18312 Once Is Not Enough – Postoperative Prophylactic Antibiotics in Prosthetic Breast Reconstruction

Sunday, October 3, 2010: 9:30 AM
Metro Toronto Convention Centre
Eric G. Halvorson, MD , Plastic Surgery, University of North Carolina, Chapel Hill, NC
Andrea J. Bazakas, BS , Plastic Surgery, University of North Carolina, Chapel Hill, NC
C. Scott Hultman, MD , Plastic Surgery, University of North Carolina, Chapel Hill, NC
Clara N. Lee, MD, MPP , Plastic Surgery, University of North Carolina, Chapel Hill, NC

Purpose – There has been a recent trend toward limiting perioperative prophylactic antibiotics to a single preoperative dose. This has largely been based on clinical research that was not done in patients undergoing plastic and reconstructive procedures. Our university hospital instituted such a protocol based on pay-for-performance guidelines. An increase in the rate of surgical site infections (SSI) was noted in patients undergoing breast reconstruction and therefore we sought to determine whether the change in antibiotic regimen affected rates of SSI.

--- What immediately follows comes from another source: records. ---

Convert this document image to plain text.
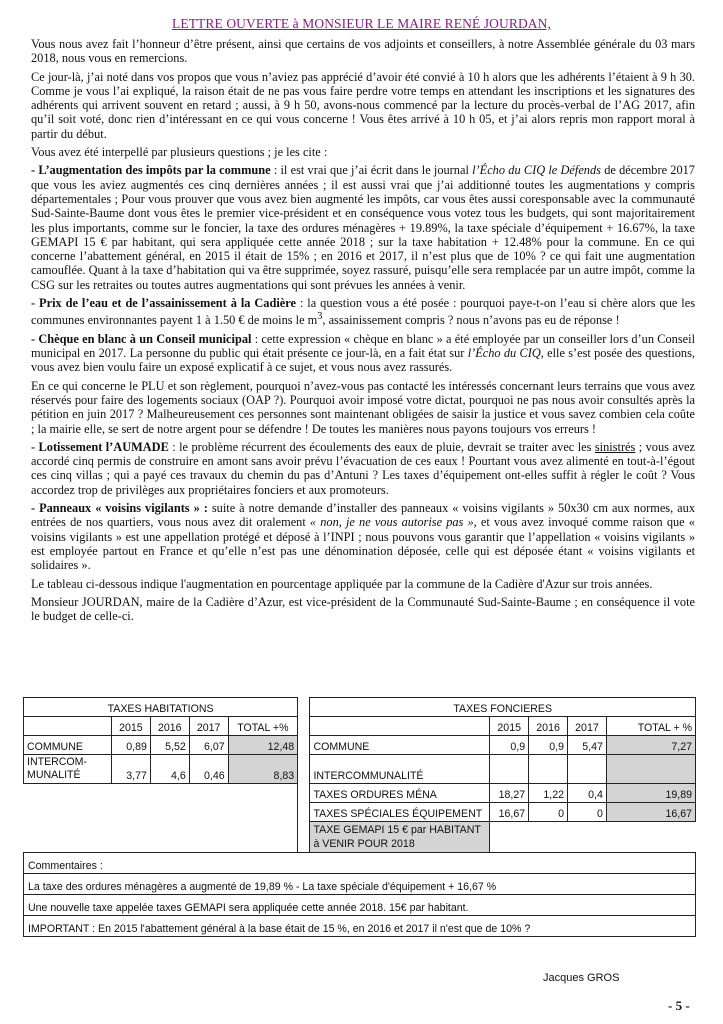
LETTRE OUVERTE à MONSIEUR LE MAIRE RENÉ JOURDAN,

Vous nous avez fait l’honneur d’être présent, ainsi que certains de vos adjoints et conseillers, à notre Assemblée générale du 03 mars 2018, nous vous en remercions.

Ce jour-là, j’ai noté dans vos propos que vous n’aviez pas apprécié d’avoir été convié à 10 h alors que les adhérents l’étaient à 9 h 30. Comme je vous l’ai expliqué, la raison était de ne pas vous faire perdre votre temps en attendant les inscriptions et les signatures des adhérents qui arrivent souvent en retard ; aussi, à 9 h 50, avons-nous commencé par la lecture du procès-verbal de l’AG 2017, afin qu’il soit voté, donc rien d’intéressant en ce qui vous concerne ! Vous êtes arrivé à 10 h 05, et j’ai alors repris mon rapport moral à partir du début.

Vous avez été interpellé par plusieurs questions ; je les cite :

- L’augmentation des impôts par la commune : il est vrai que j’ai écrit dans le journal l’Écho du CIQ le Défends de décembre 2017 que vous les aviez augmentés ces cinq dernières années ; il est aussi vrai que j’ai additionné toutes les augmentations y compris départementales ; Pour vous prouver que vous avez bien augmenté les impôts, car vous êtes aussi coresponsable avec la communauté Sud-Sainte-Baume dont vous êtes le premier vice-président et en conséquence vous votez tous les budgets, qui sont majoritairement les plus importants, comme sur le foncier, la taxe des ordures ménagères + 19.89%, la taxe spéciale d’équipement + 16.67%, la taxe GEMAPI 15 € par habitant, qui sera appliquée cette année 2018 ; sur la taxe habitation + 12.48% pour la commune. En ce qui concerne l’abattement général, en 2015 il était de 15% ; en 2016 et 2017, il n’est plus que de 10% ? ce qui fait une augmentation camouflée. Quant à la taxe d’habitation qui va être supprimée, soyez rassuré, puisqu’elle sera remplacée par un autre impôt, comme la CSG sur les retraites ou toutes autres augmentations qui sont prévues les années à venir.

- Prix de l’eau et de l’assainissement à la Cadière : la question vous a été posée : pourquoi paye-t-on l’eau si chère alors que les communes environnantes payent 1 à 1.50 € de moins le $m^3$, assainissement compris ? nous n’avons pas eu de réponse !

- Chèque en blanc à un Conseil municipal : cette expression « chèque en blanc » a été employée par un conseiller lors d’un Conseil municipal en 2017. La personne du public qui était présente ce jour-là, en a fait état sur l’Écho du CIQ, elle s’est posée des questions, vous avez bien voulu faire un exposé explicatif à ce sujet, et vous nous avez rassurés.

En ce qui concerne le PLU et son règlement, pourquoi n’avez-vous pas contacté les intéressés concernant leurs terrains que vous avez réservés pour faire des logements sociaux (OAP ?). Pourquoi avoir imposé votre dictat, pourquoi ne pas nous avoir consultés après la pétition en juin 2017 ? Malheureusement ces personnes sont maintenant obligées de saisir la justice et vous savez combien cela coûte ; la mairie elle, se sert de notre argent pour se défendre ! De toutes les manières nous payons toujours vos erreurs !

- Lotissement l’AUMADE : le problème récurrent des écoulements des eaux de pluie, devrait se traiter avec les sinistrés ; vous avez accordé cinq permis de construire en amont sans avoir prévu l’évacuation de ces eaux ! Pourtant vous avez alimenté en tout-à-l’égout ces cinq villas ; qui a payé ces travaux du chemin du pas d’Antuni ? Les taxes d’équipement ont-elles suffit à régler le coût ? Vous accordez trop de privilèges aux propriétaires fonciers et aux promoteurs.

- Panneaux « voisins vigilants » : suite à notre demande d’installer des panneaux « voisins vigilants » 50x30 cm aux normes, aux entrées de nos quartiers, vous nous avez dit oralement « non, je ne vous autorise pas », et vous avez invoqué comme raison que « voisins vigilants » est une appellation protégé et déposé à l’INPI ; nous pouvons vous garantir que l’appellation « voisins vigilants » est employée partout en France et qu’elle n’est pas une dénomination déposée, celle qui est déposée étant « voisins vigilants et solidaires ».

Le tableau ci-dessous indique l'augmentation en pourcentage appliquée par la commune de la Cadière d'Azur sur trois années.

Monsieur JOURDAN, maire de la Cadière d’Azur, est vice-président de la Communauté Sud-Sainte-Baume ; en conséquence il vote le budget de celle-ci.

TAXES HABITATIONS						TAXES FONCIERES				
	2015	2016	2017	TOTAL +%			2015	2016	2017	TOTAL + %
COMMUNE	0,89	5,52	6,07	12,48		COMMUNE	0,9	0,9	5,47	7,27
INTERCOM-
MUNALITÉ	3,77	4,6	0,46	8,83		INTERCOMMUNALITÉ				
						TAXES ORDURES MÉNA	18,27	1,22	0,4	19,89
						TAXES SPÉCIALES ÉQUIPEMENT	16,67	0	0	16,67
						TAXE GEMAPI 15 € par HABITANT
à VENIR POUR 2018				
Commentaires :										
La taxe des ordures ménagères a augmenté de 19,89 % - La taxe spéciale d'équipement + 16,67 %										
Une nouvelle taxe appelée taxes GEMAPI sera appliquée cette année 2018. 15€ par habitant.										
IMPORTANT : En 2015 l'abattement général à la base était de 15 %, en 2016 et 2017 il n'est que de 10% ?										
Jacques GROS
- 5 -
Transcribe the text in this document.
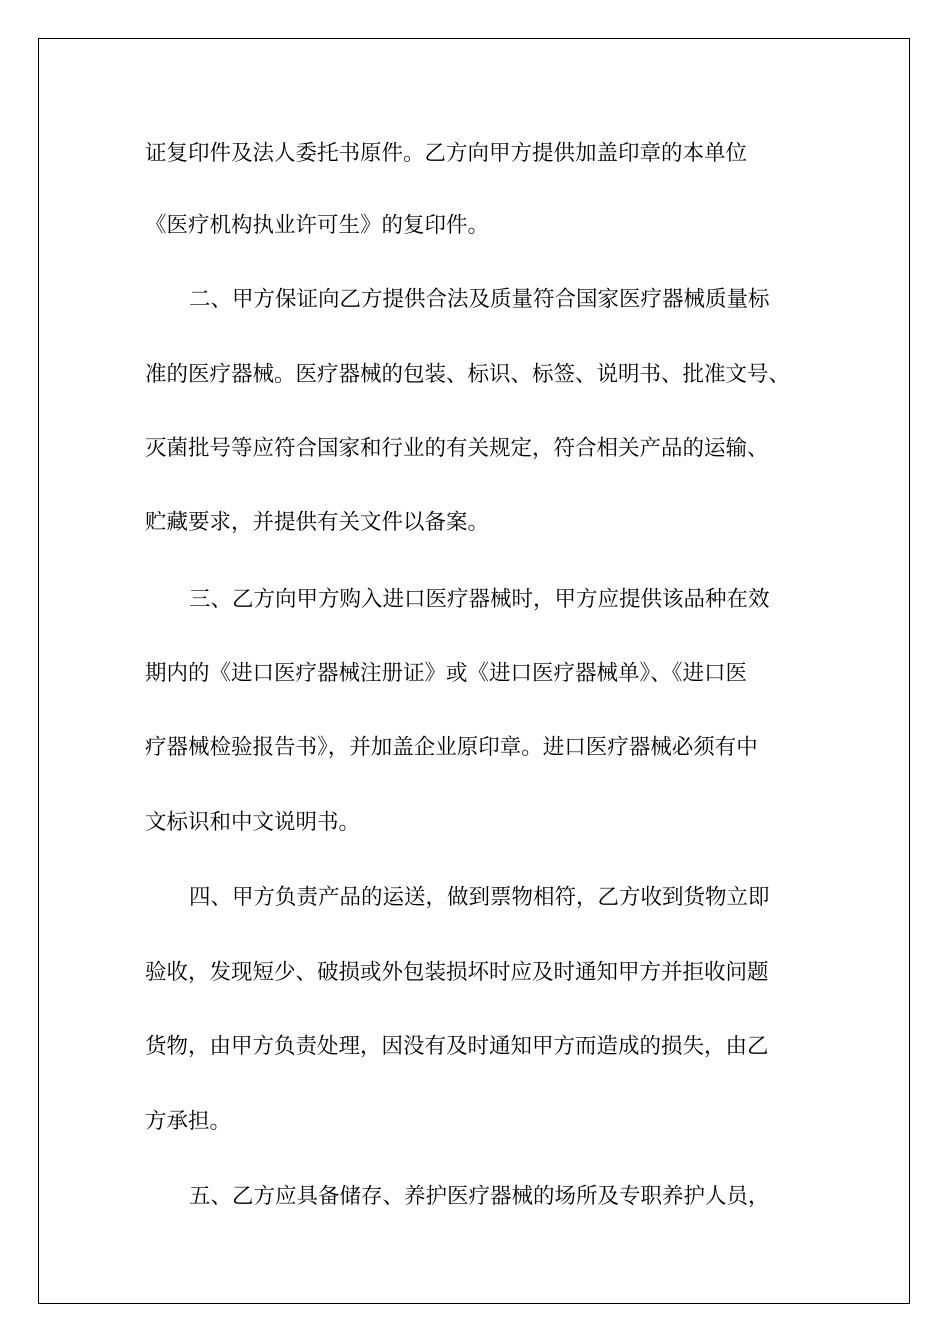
证复印件及法人委托书原件。乙方向甲方提供加盖印章的本单位
《医疗机构执业许可生》的复印件。
二、甲方保证向乙方提供合法及质量符合国家医疗器械质量标
准的医疗器械。医疗器械的包装、标识、标签、说明书、批准文号、
灭菌批号等应符合国家和行业的有关规定，符合相关产品的运输、
贮藏要求，并提供有关文件以备案。
三、乙方向甲方购入进口医疗器械时，甲方应提供该品种在效
期内的《进口医疗器械注册证》或《进口医疗器械单》、《进口医
疗器械检验报告书》，并加盖企业原印章。进口医疗器械必须有中
文标识和中文说明书。
四、甲方负责产品的运送，做到票物相符，乙方收到货物立即
验收，发现短少、破损或外包装损坏时应及时通知甲方并拒收问题
货物，由甲方负责处理，因没有及时通知甲方而造成的损失，由乙
方承担。
五、乙方应具备储存、养护医疗器械的场所及专职养护人员，
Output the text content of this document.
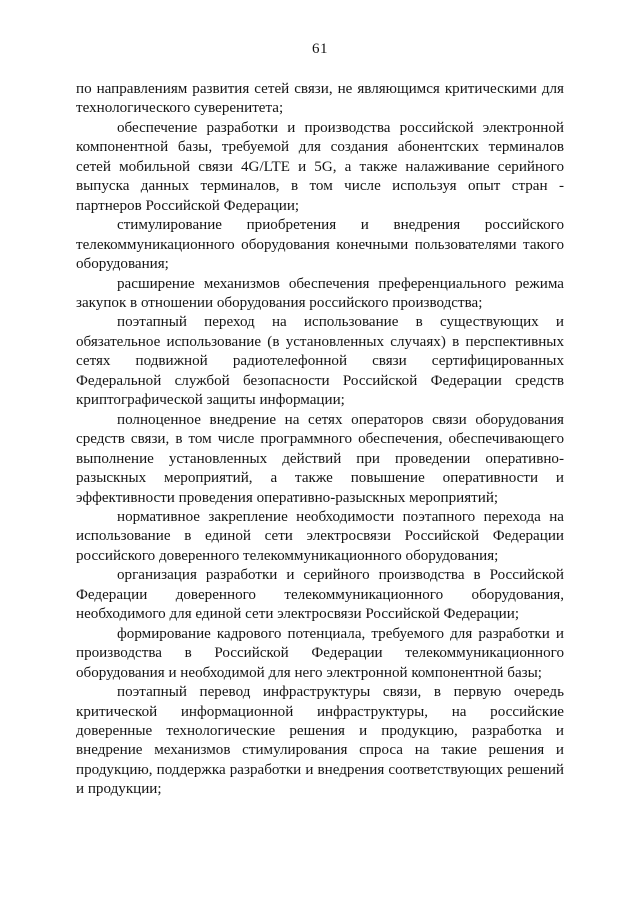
61

по направлениям развития сетей связи, не являющимся критическими для технологического суверенитета;

обеспечение разработки и производства российской электронной компонентной базы, требуемой для создания абонентских терминалов сетей мобильной связи 4G/LTE и 5G, а также налаживание серийного выпуска данных терминалов, в том числе используя опыт стран - партнеров Российской Федерации;

стимулирование приобретения и внедрения российского телекоммуникационного оборудования конечными пользователями такого оборудования;

расширение механизмов обеспечения преференциального режима закупок в отношении оборудования российского производства;

поэтапный переход на использование в существующих и обязательное использование (в установленных случаях) в перспективных сетях подвижной радиотелефонной связи сертифицированных Федеральной службой безопасности Российской Федерации средств криптографической защиты информации;

полноценное внедрение на сетях операторов связи оборудования средств связи, в том числе программного обеспечения, обеспечивающего выполнение установленных действий при проведении оперативно-разыскных мероприятий, а также повышение оперативности и эффективности проведения оперативно-разыскных мероприятий;

нормативное закрепление необходимости поэтапного перехода на использование в единой сети электросвязи Российской Федерации российского доверенного телекоммуникационного оборудования;

организация разработки и серийного производства в Российской Федерации доверенного телекоммуникационного оборудования, необходимого для единой сети электросвязи Российской Федерации;

формирование кадрового потенциала, требуемого для разработки и производства в Российской Федерации телекоммуникационного оборудования и необходимой для него электронной компонентной базы;

поэтапный перевод инфраструктуры связи, в первую очередь критической информационной инфраструктуры, на российские доверенные технологические решения и продукцию, разработка и внедрение механизмов стимулирования спроса на такие решения и продукцию, поддержка разработки и внедрения соответствующих решений и продукции;
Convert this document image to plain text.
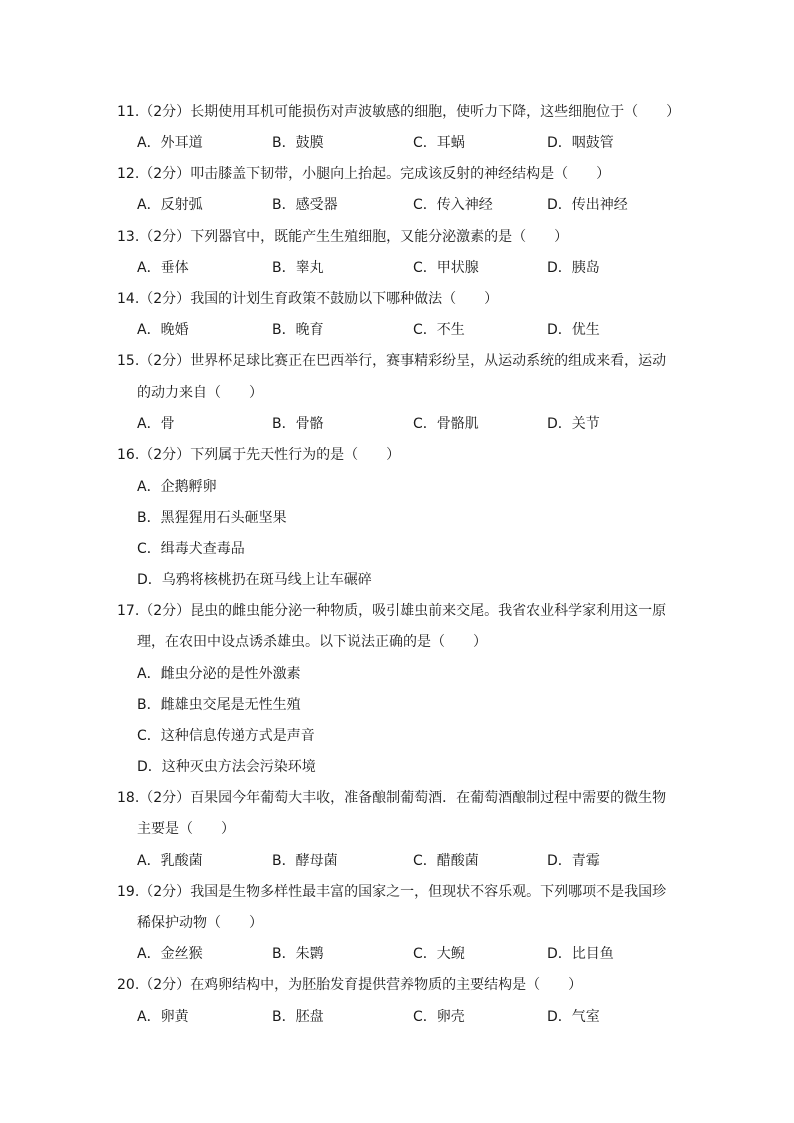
11.（2分）长期使用耳机可能损伤对声波敏感的细胞，使听力下降，这些细胞位于（　　）
A．外耳道	B．鼓膜	C．耳蜗	D．咽鼓管
12.（2分）叩击膝盖下韧带，小腿向上抬起。完成该反射的神经结构是（　　）
A．反射弧	B．感受器	C．传入神经	D．传出神经
13.（2分）下列器官中，既能产生生殖细胞，又能分泌激素的是（　　）
A．垂体	B．睾丸	C．甲状腺	D．胰岛
14.（2分）我国的计划生育政策不鼓励以下哪种做法（　　）
A．晚婚	B．晚育	C．不生	D．优生
15.（2分）世界杯足球比赛正在巴西举行，赛事精彩纷呈，从运动系统的组成来看，运动
的动力来自（　　）
A．骨	B．骨骼	C．骨骼肌	D．关节
16.（2分）下列属于先天性行为的是（　　）
A．企鹅孵卵
B．黑猩猩用石头砸坚果
C．缉毒犬查毒品
D．乌鸦将核桃扔在斑马线上让车碾碎
17.（2分）昆虫的雌虫能分泌一种物质，吸引雄虫前来交尾。我省农业科学家利用这一原
理，在农田中设点诱杀雄虫。以下说法正确的是（　　）
A．雌虫分泌的是性外激素
B．雌雄虫交尾是无性生殖
C．这种信息传递方式是声音
D．这种灭虫方法会污染环境
18.（2分）百果园今年葡萄大丰收，准备酿制葡萄酒．在葡萄酒酿制过程中需要的微生物
主要是（　　）
A．乳酸菌	B．酵母菌	C．醋酸菌	D．青霉
19.（2分）我国是生物多样性最丰富的国家之一，但现状不容乐观。下列哪项不是我国珍
稀保护动物（　　）
A．金丝猴	B．朱鹮	C．大鲵	D．比目鱼
20.（2分）在鸡卵结构中，为胚胎发育提供营养物质的主要结构是（　　）
A．卵黄	B．胚盘	C．卵壳	D．气室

Methods – A retrospective cross-sectional study compared a group of patients undergoing breast reconstruction who received pre- and postoperative prophylactic antibiotics (10/2007-10/2008) to a group who received only a single dose of preoperative antibiotic (1/2009-1/2010). Medical records were reviewed for SSI's, defined as infections treated with oral or intravenous antibiotics, or surgery. Type of reconstruction and known risk factors for implant infection were noted. Fisher's exact test and t-tests were used to compare independent risk factors and rates of SSI.

Data – 250 patients were included: 116 in the group receiving postoperative antibiotics and 134 in the group that did not. There were no statistically significant differences in age, BMI, diabetic status, smoking, radiation history, chemotherapy history, or tumor stage between the two groups. The overall rate of SSI increased from 19% to 34.3% (P=0.007). No statistically significant differences were noted in the rates of SSI requiring oral or IV antibiotics, but the rate of infection requiring operation increased from 4.3% to 16.4% (P=0.002). The number of tissue expander SSI's increased from 19.6% to 34.3% (P=0.024). The number of tissue expanders requiring removal increased from 5.4% to 18.2% (P=0.008). There were no statistically significant differences in the rates of SSI for patients undergoing autologous reconstruction.

Summary – Withholding postoperative prophylactic antibiotics in prosthetic breast reconstruction is associated with an increased risk of SSI, reoperation, and thus reconstructive failure, most likely due to the presence of a large foreign body. This risk is 3-4 times higher than in patients receiving postoperative prophylactic antibiotics.

Conclusion - Patients undergoing prosthetic breast reconstruction should receive postoperative prophylactic antibiotics.